Friday, July 15, 2016

Janis Joplin's emotional intelligence shines through in documentary format

Don Adams of Get Smart interviewing Janis Joplin in the middle of the documentary Janis: Little Girl Blue is hilarious and a fascinating glimpse at a very different time in American pop history.

I have never been a huge Joplin fan on album.

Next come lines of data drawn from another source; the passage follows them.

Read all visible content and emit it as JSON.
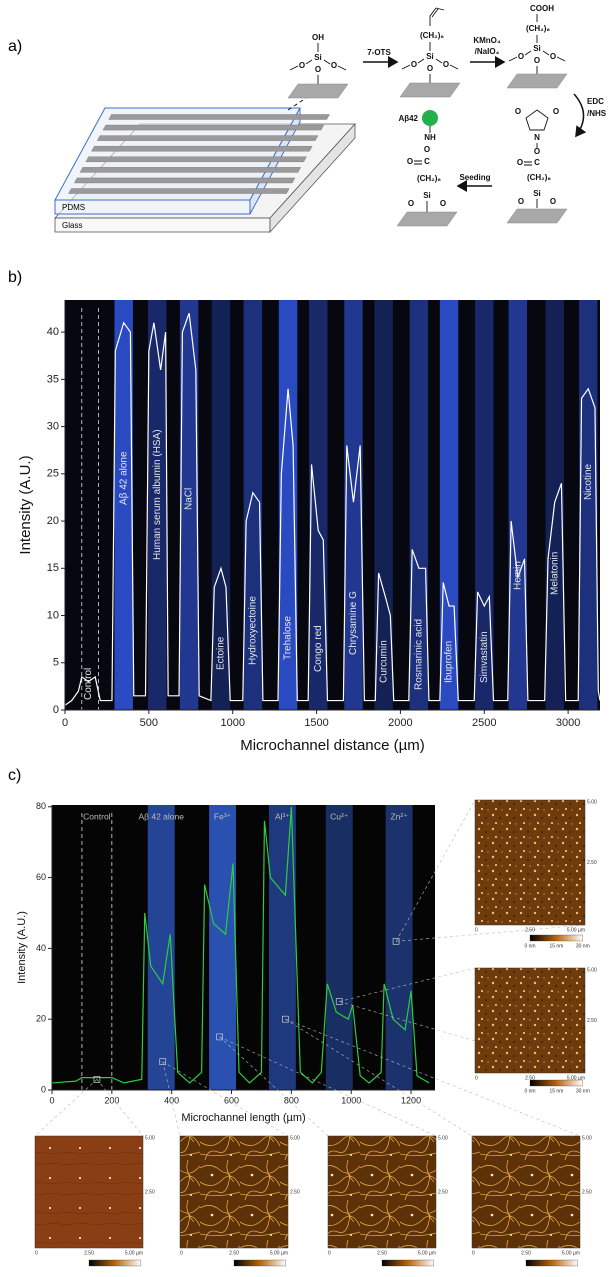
{
  "panel_labels": [
    "a)",
    "b)",
    "c)"
  ],
  "diagram": {
    "oh": "OH",
    "si": "Si",
    "o": "O",
    "n": "N",
    "c": "C",
    "reagent_1": "7-OTS",
    "ch2": "(CH₂)₆",
    "reagent_2a": "KMnO₄",
    "reagent_2b": "/NaIO₄",
    "cooh": "COOH",
    "reagent_3a": "EDC",
    "reagent_3b": "/NHS",
    "peptide": "Aβ42",
    "nh": "NH",
    "step_4": "Seeding",
    "layer_top": "PDMS",
    "layer_bottom": "Glass"
  },
  "chart_data": [
    {
      "type": "line",
      "xlabel": "Microchannel distance  (µm)",
      "ylabel": "Intensity (A.U.)",
      "background": "#07070f",
      "band_color": "#2f52d6",
      "channel_labels": [
        "Control",
        "Aβ 42 alone",
        "Human serum albumin (HSA)",
        "NaCl",
        "Ectoine",
        "Hydroxyectoine",
        "Trehalose",
        "Congo red",
        "Chrysamine G",
        "Curcumin",
        "Rosmarinic acid",
        "Ibuprofen",
        "Simvastatin",
        "Hemin",
        "Melatonin",
        "Nicotine"
      ],
      "x": [
        0,
        40,
        80,
        100,
        140,
        180,
        210,
        280,
        300,
        350,
        390,
        410,
        480,
        500,
        530,
        570,
        600,
        615,
        680,
        700,
        740,
        780,
        800,
        870,
        890,
        930,
        960,
        985,
        1060,
        1080,
        1120,
        1160,
        1180,
        1270,
        1290,
        1330,
        1360,
        1385,
        1450,
        1470,
        1510,
        1540,
        1565,
        1660,
        1680,
        1720,
        1760,
        1785,
        1850,
        1870,
        1910,
        1940,
        1960,
        2050,
        2070,
        2110,
        2150,
        2170,
        2235,
        2255,
        2290,
        2320,
        2345,
        2440,
        2460,
        2500,
        2530,
        2555,
        2640,
        2660,
        2700,
        2740,
        2760,
        2860,
        2880,
        2920,
        2960,
        2985,
        3060,
        3080,
        3120,
        3160,
        3180,
        3190
      ],
      "series": [
        {
          "color": "#ffffff",
          "values": [
            0.5,
            1,
            2,
            3.5,
            3,
            3.5,
            1,
            1,
            38,
            41,
            40,
            1.5,
            1.5,
            38,
            41,
            36,
            40,
            1.5,
            1.5,
            40,
            42,
            36,
            1.5,
            1,
            13,
            15,
            13,
            1,
            1,
            20,
            23,
            22,
            1,
            1,
            25,
            34,
            28,
            1,
            1,
            26,
            19,
            18,
            1,
            1,
            28,
            22,
            28,
            1,
            1,
            14.5,
            12,
            10,
            1,
            1,
            17,
            15,
            15,
            1,
            1,
            13.5,
            11,
            11,
            1,
            1,
            12.5,
            11,
            12,
            1,
            1,
            20,
            14,
            16,
            1,
            1,
            16,
            22,
            24,
            1,
            1,
            33,
            34,
            32,
            2,
            1
          ]
        }
      ],
      "xlim": [
        0,
        3190
      ],
      "ylim": [
        0,
        43.4
      ],
      "xticks": [
        0,
        500,
        1000,
        1500,
        2000,
        2500,
        3000
      ],
      "yticks": [
        0,
        5,
        10,
        15,
        20,
        25,
        30,
        35,
        40
      ]
    },
    {
      "type": "line",
      "xlabel": "Microchannel length (µm)",
      "ylabel": "Intensity (A.U.)",
      "background": "#050505",
      "band_color": "#2a50b0",
      "channel_labels": [
        "Control",
        "Aβ 42 alone",
        "Fe³⁺",
        "Al³⁺",
        "Cu²⁺",
        "Zn²⁺"
      ],
      "x": [
        0,
        80,
        100,
        150,
        200,
        240,
        300,
        310,
        330,
        370,
        395,
        420,
        460,
        500,
        510,
        540,
        580,
        605,
        625,
        660,
        700,
        710,
        730,
        780,
        800,
        830,
        870,
        900,
        920,
        950,
        990,
        1005,
        1030,
        1060,
        1100,
        1110,
        1140,
        1180,
        1200,
        1220,
        1260
      ],
      "series": [
        {
          "color": "#2ecc40",
          "values": [
            2,
            2.5,
            3.5,
            3.5,
            3.5,
            2,
            3,
            50,
            35,
            30,
            44,
            5,
            2,
            5,
            58,
            47,
            44,
            64,
            5,
            2,
            5,
            76,
            60,
            55,
            80,
            5,
            2,
            5,
            30,
            22,
            20,
            24,
            4,
            2,
            5,
            30,
            20,
            17,
            28,
            4,
            2
          ]
        }
      ],
      "xlim": [
        0,
        1280
      ],
      "ylim": [
        0,
        80.5
      ],
      "xticks": [
        0,
        200,
        400,
        600,
        800,
        1000,
        1200
      ],
      "yticks": [
        0,
        20,
        40,
        60,
        80
      ]
    }
  ],
  "afm": {
    "tick_labels": [
      "0",
      "2.50",
      "5.00"
    ],
    "unit_label": "5.00 µm",
    "colorbar_labels": [
      "0 nm",
      "15 nm",
      "30 nm"
    ]
  }
}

But this documentary, with Chan Marshall of Cat Power narrating Joplin's letters and words and Alex Gibney who has directed great docs on Enron and Scientology, is the perfect way to enjoy her brand of "emotionally honest" blues rock.

She's mesmerizing to watch, smart, and a good-hearted person who brought the clearly inferior Big Brother and the Holding Company along for a wild ride.

Although she was perfect for her time, it would have been very interesting to see how her popularity could have unfolded in any era, like the 80s or 90s, other than the hippie late 60s.

The main reason I've never put her among the greatest is because too often she would be so drugged out of her mind that her performances were just awful, like at Woodstock, when she was spaced out with her "enabling" girlfriend on too much heroin. As she got nearer to her death at age 27, she became more and more of a caricature of herself.

None of her friends thought Joplin was going to die, but she did one last little heroin blowout and died October 4, 1970, 12 days before I was born. "Me and Bobby McGee," her biggest hit, was released months after her death.

This film biography makes a strong case for how much of a powerful preacher of love she was.